Forlì, 14 aprile 2016 - Si chiamava Rosita. E coi suoi sedici anni il 17 giugno del 2014 si gettò dal tetto della sua scuola, il liceo classico Morgagni di Forlì. Poco prima, sul suo smartphone, aveva registrato un videoselfie. Un lascito terribile. Angoscioso. Una confessione estrema con cui accusa i suoi genitori: «Se mi ammazzo, è colpa loro. Mi hanno maltrattata per anni. Spero che vengano condannati per la mia morte». Da restare senza fiato.

Ieri in tribunale a Forlì è andato in scena il secondo round dell’udienza preliminare che deve decidere se processare o no i genitori 50enni di Rosita, lei insegnante, lui senza occupazione, accusati di istigazione al suicidio. Nella scorsa udienza la madre ha chiesto di parlare. Una deposizione accolta dal giudice Monica Galassi.

La donna s’è difesa. Punto per punto. Una testimonianza fiume, che di fatto ripercorre 16 anni di vita. Ieri altra difesa ad oltranza della donna, con domande del difensore – l’avvocato Marco Martines – e del giudice stesso. Poi la seduta è stata aggiornata. Si tornerà in aula il 29 aprile.

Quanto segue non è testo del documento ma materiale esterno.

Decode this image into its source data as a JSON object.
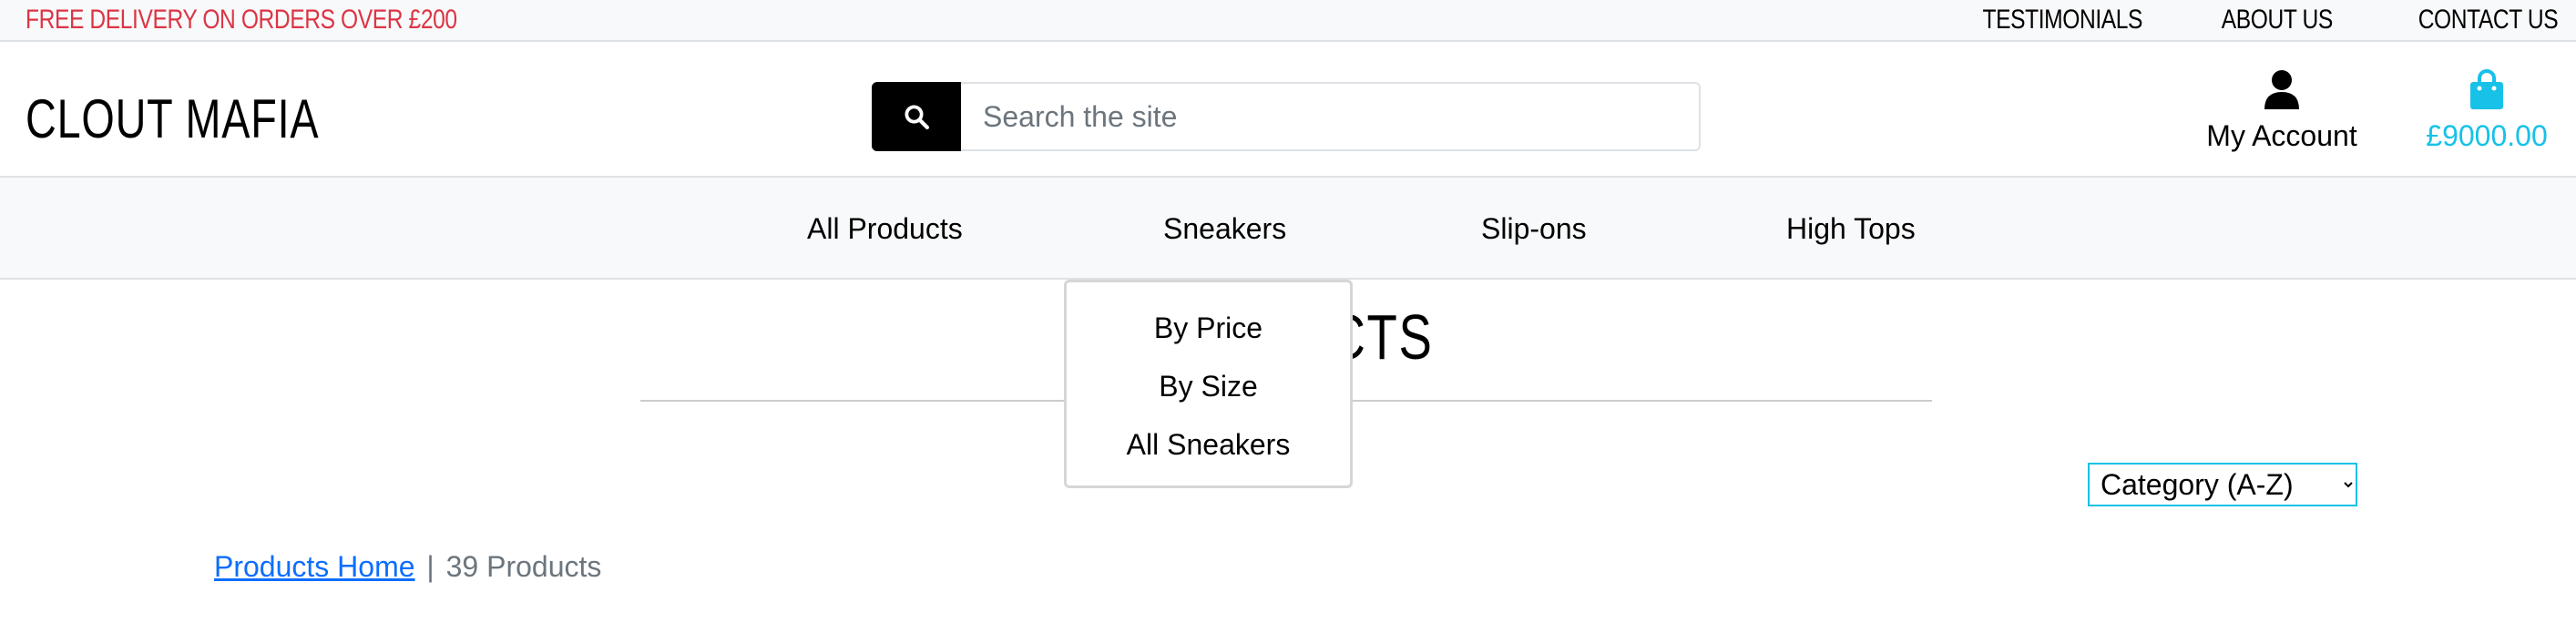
{
  "topbar": {
    "promo": "FREE DELIVERY ON ORDERS OVER £200",
    "links": [
      "TESTIMONIALS",
      "ABOUT US",
      "CONTACT US"
    ]
  },
  "header": {
    "logo": "CLOUT MAFIA",
    "search": {
      "placeholder": "Search the site",
      "icon": "search-icon"
    },
    "account": {
      "label": "My Account",
      "icon": "user-icon"
    },
    "cart": {
      "label": "£9000.00",
      "icon": "shopping-bag-icon",
      "color": "#17c1e8"
    }
  },
  "nav": {
    "items": [
      "All Products",
      "Sneakers",
      "Slip-ons",
      "High Tops"
    ]
  },
  "dropdown": {
    "items": [
      "By Price",
      "By Size",
      "All Sneakers"
    ]
  },
  "page": {
    "title": "PRODUCTS",
    "sort_selected": "Category (A-Z)",
    "breadcrumb_link": "Products Home",
    "separator": "|",
    "count": "39 Products"
  },
  "colors": {
    "promo": "#dc3545",
    "accent": "#17c1e8",
    "link": "#0d6efd"
  }
}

Nel video registrato sul telefonino Rosita accusa i genitori di averla ripudiata, segregata, trattata come un rifiuto: «Non mi facevano mai uscire. Mi dicevano che non valevo niente. Che ero brutta e grassa. E che ero nata indesiderata. Ero stata un errore e se non fossi nata per loro sarebbe stato molto meglio. Adesso mi hanno negato di andare in Cina a studiare. Ieri sera ho detto che mi ammazzavo. E loro mi hanno risposto: ‘Bene così ci liberiamo’...».

«Rosita segregata? Con lei ho sempre cercato il dialogo... Sia io sia mio marito le abbiamo sempre concesso tutto ciò che voleva... Aveva il suo telefonino, riceveva le mail e noi non le controllavamo nulla... Non avevamo neanche la password... Gli amici? Rosita poteva vedere sempre chi voleva...»: questa la difesa della madre, proseguita con gli stessi toni anche ieri.

«Per me e mio marito Rosita è sempre stata al centro della nostra attenzione... Mai e poi mai le abbiamo fatto del male. La Cina? Si era ammalata. Doveva curarsi e in Cina non avrebbe potuto farlo...».